Conseil d'État, droit français et traités internationaux


Le Conseil d'État et le Conseil Constitutionnel s'autorisent à juger de la constitutionnalité d'une loi en fonction de la Constitution mais aussi des conventions et traités internationaux signés par le gouvernement de la République.

Dans les faits, à la différence de la Déclaration des Droits de l'Homme et du Citoyen qui définit en 17 articles des principes de gouvernement d'application universelle, la Constitution de 1958 ajoute à ces principes de gouvernement des considérations d'ordre moral ou politique susceptibles d'être interprétés de façon très diverse selon l'humeur du moment et les options idéologiques de chacun. C'est aussi le cas de la plupart des textes internationaux comme la convention européenne des droits de l'Homme qui prescrit (article 8) : « Toute personne a droit au respect de sa vie privée et familiale, de son domicile et de sa correspondance. » En foi de quoi le Conseil d'État autorise la polygamie pratiquée par des immigrants et permet à tout étranger d'installer à demeure sa famille sur le sol français.

Il importerait donc de débarrasser la Constitution de 1958 de ses considérations morales et en particulier de la référence au préambule de la Constitution de 1946 et à la charte de l'environnement qui ne sont qu'une litanie de voeux pieux, sans valeur juridique.

Par ailleurs, les conventions et traités sont appliqués de façon très fluctuante par les différents pays signataires, au gré de leurs humeurs et de leurs intérêts. Il s'ensuit que le Conseil d'État et le Conseil Constitutionnel peuvent imposer l'application à la lettre de textes que la République française serait seule ou à peu près à respecter et qui pourraient l'affaiblir sur la scène européenne et internationale.

Cette situation n'a rien d'invraisemblable. Prenons un cas très actuel : le traité de Lisbonne fait obligation aux États-membres de l'Union européenne d'adhérer à l'OTAN aux côtés des États-Unis et de la Turquie et de se soumettre aux règles de l'alliance, par exemple dans les échanges d'informations.
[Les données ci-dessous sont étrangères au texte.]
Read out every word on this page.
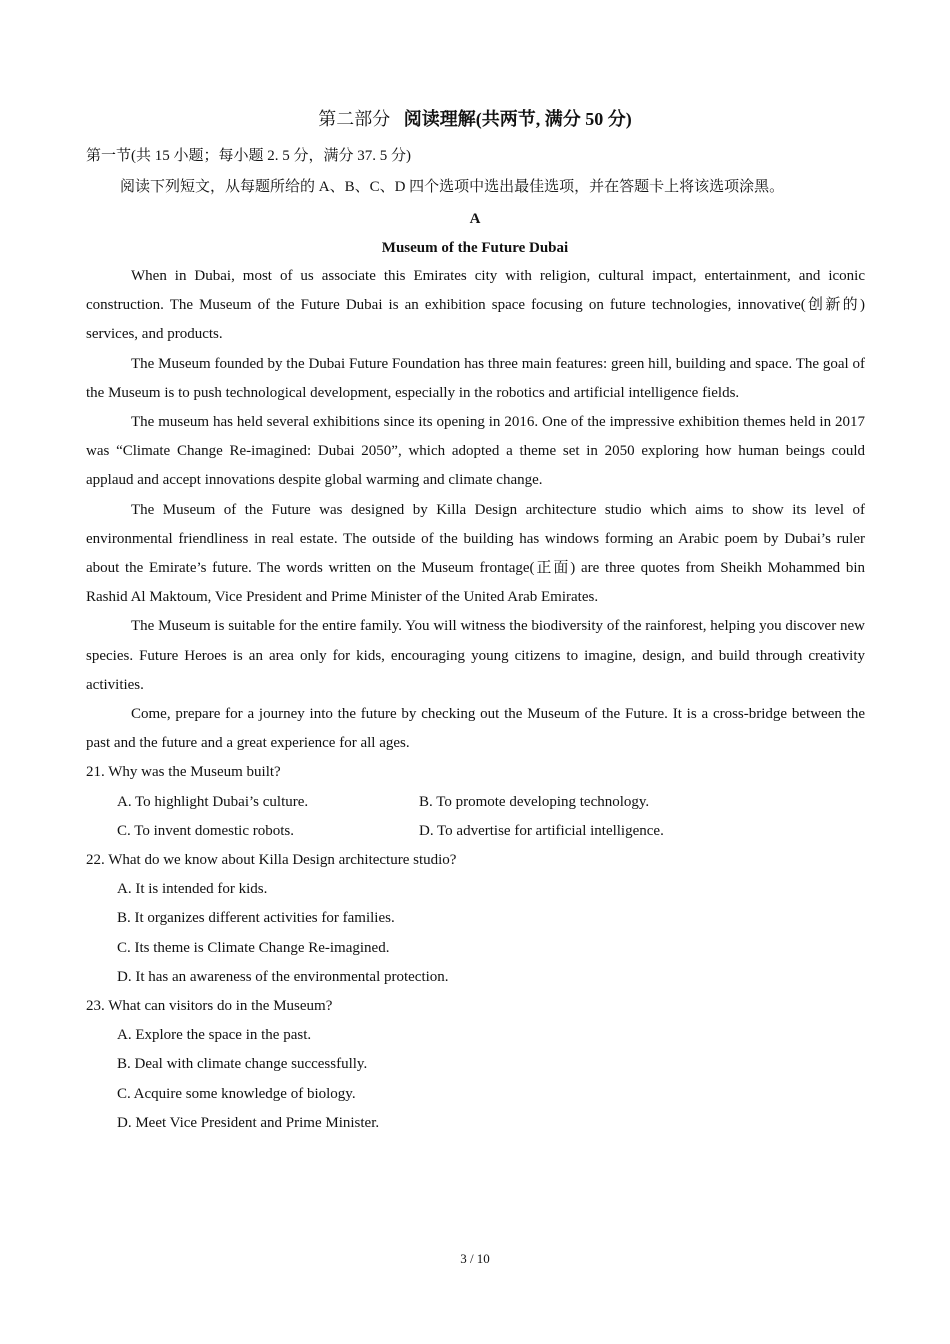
第二部分 阅读理解(共两节, 满分 50 分)
第一节(共 15 小题；每小题 2. 5 分，满分 37. 5 分)
阅读下列短文，从每题所给的 A、B、C、D 四个选项中选出最佳选项，并在答题卡上将该选项涂黑。
A
Museum of the Future Dubai

When in Dubai, most of us associate this Emirates city with religion, cultural impact, entertainment, and iconic construction. The Museum of the Future Dubai is an exhibition space focusing on future technologies, innovative(创新的) services, and products.

The Museum founded by the Dubai Future Foundation has three main features: green hill, building and space. The goal of the Museum is to push technological development, especially in the robotics and artificial intelligence fields.

The museum has held several exhibitions since its opening in 2016. One of the impressive exhibition themes held in 2017 was “Climate Change Re-imagined: Dubai 2050”, which adopted a theme set in 2050 exploring how human beings could applaud and accept innovations despite global warming and climate change.

The Museum of the Future was designed by Killa Design architecture studio which aims to show its level of environmental friendliness in real estate. The outside of the building has windows forming an Arabic poem by Dubai’s ruler about the Emirate’s future. The words written on the Museum frontage(正面) are three quotes from Sheikh Mohammed bin Rashid Al Maktoum, Vice President and Prime Minister of the United Arab Emirates.

The Museum is suitable for the entire family. You will witness the biodiversity of the rainforest, helping you discover new species. Future Heroes is an area only for kids, encouraging young citizens to imagine, design, and build through creativity activities.

Come, prepare for a journey into the future by checking out the Museum of the Future. It is a cross-bridge between the past and the future and a great experience for all ages.

21. Why was the Museum built?
A. To highlight Dubai’s culture.	B. To promote developing technology.
C. To invent domestic robots.	D. To advertise for artificial intelligence.
22. What do we know about Killa Design architecture studio?
A. It is intended for kids.
B. It organizes different activities for families.
C. Its theme is Climate Change Re-imagined.
D. It has an awareness of the environmental protection.
23. What can visitors do in the Museum?
A. Explore the space in the past.
B. Deal with climate change successfully.
C. Acquire some knowledge of biology.
D. Meet Vice President and Prime Minister.
3 / 10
Qu'adviendra-t-il si demain, la Turquie, bénéificiant de la neutralité bienveillante des États-Unis, s'en prend aux intérêts français pour une raison ou une autre ? Le gouvernement français pourra-t-il suspendre sa participation à l'OTAN et riposter comme il se doit ? Ou bien devra-t-il s'en tenir à une stricte application du traité comme lui en fait obligation le Conseil d'État ?  

Considérant que le gouvernement français est seul qualifié pour juger de la bonne application des conventions et traités, il serait juste et pertinent de rappeler quelques principes essentiels, quitte à les inscrire dans la Constitution :
• Les principes de gouvernement et le cadre juridique sur lesquels se fonde la République française sont définis par la Constitution, à l'exclusion de tout autre texte.
• La Constitution s'en tient à l'énoncé de ces principes juridiques et du cadre juridique de la République. 
• Il revient au Parlement d'adopter les conventions et traités internationaux au nom de la France et c'est à lui qu'incombe le soin de mettre les lois de la République en harmonie avec ces textes.
• Le gouvernement français peut surseoir à l'exécution de ces modifications législatives s'il juge que les conventions et traités auxquels elles se réfèrent ne sont pas correctement appliqués par les autres pays signataires.
• Le Conseil Constitutionnel et le Conseil d'État peuvent exiger que la Constitution soit soumise à référendum et amendée s'ils jugent que ces modifications législatives sortent du cadre constitutionnel.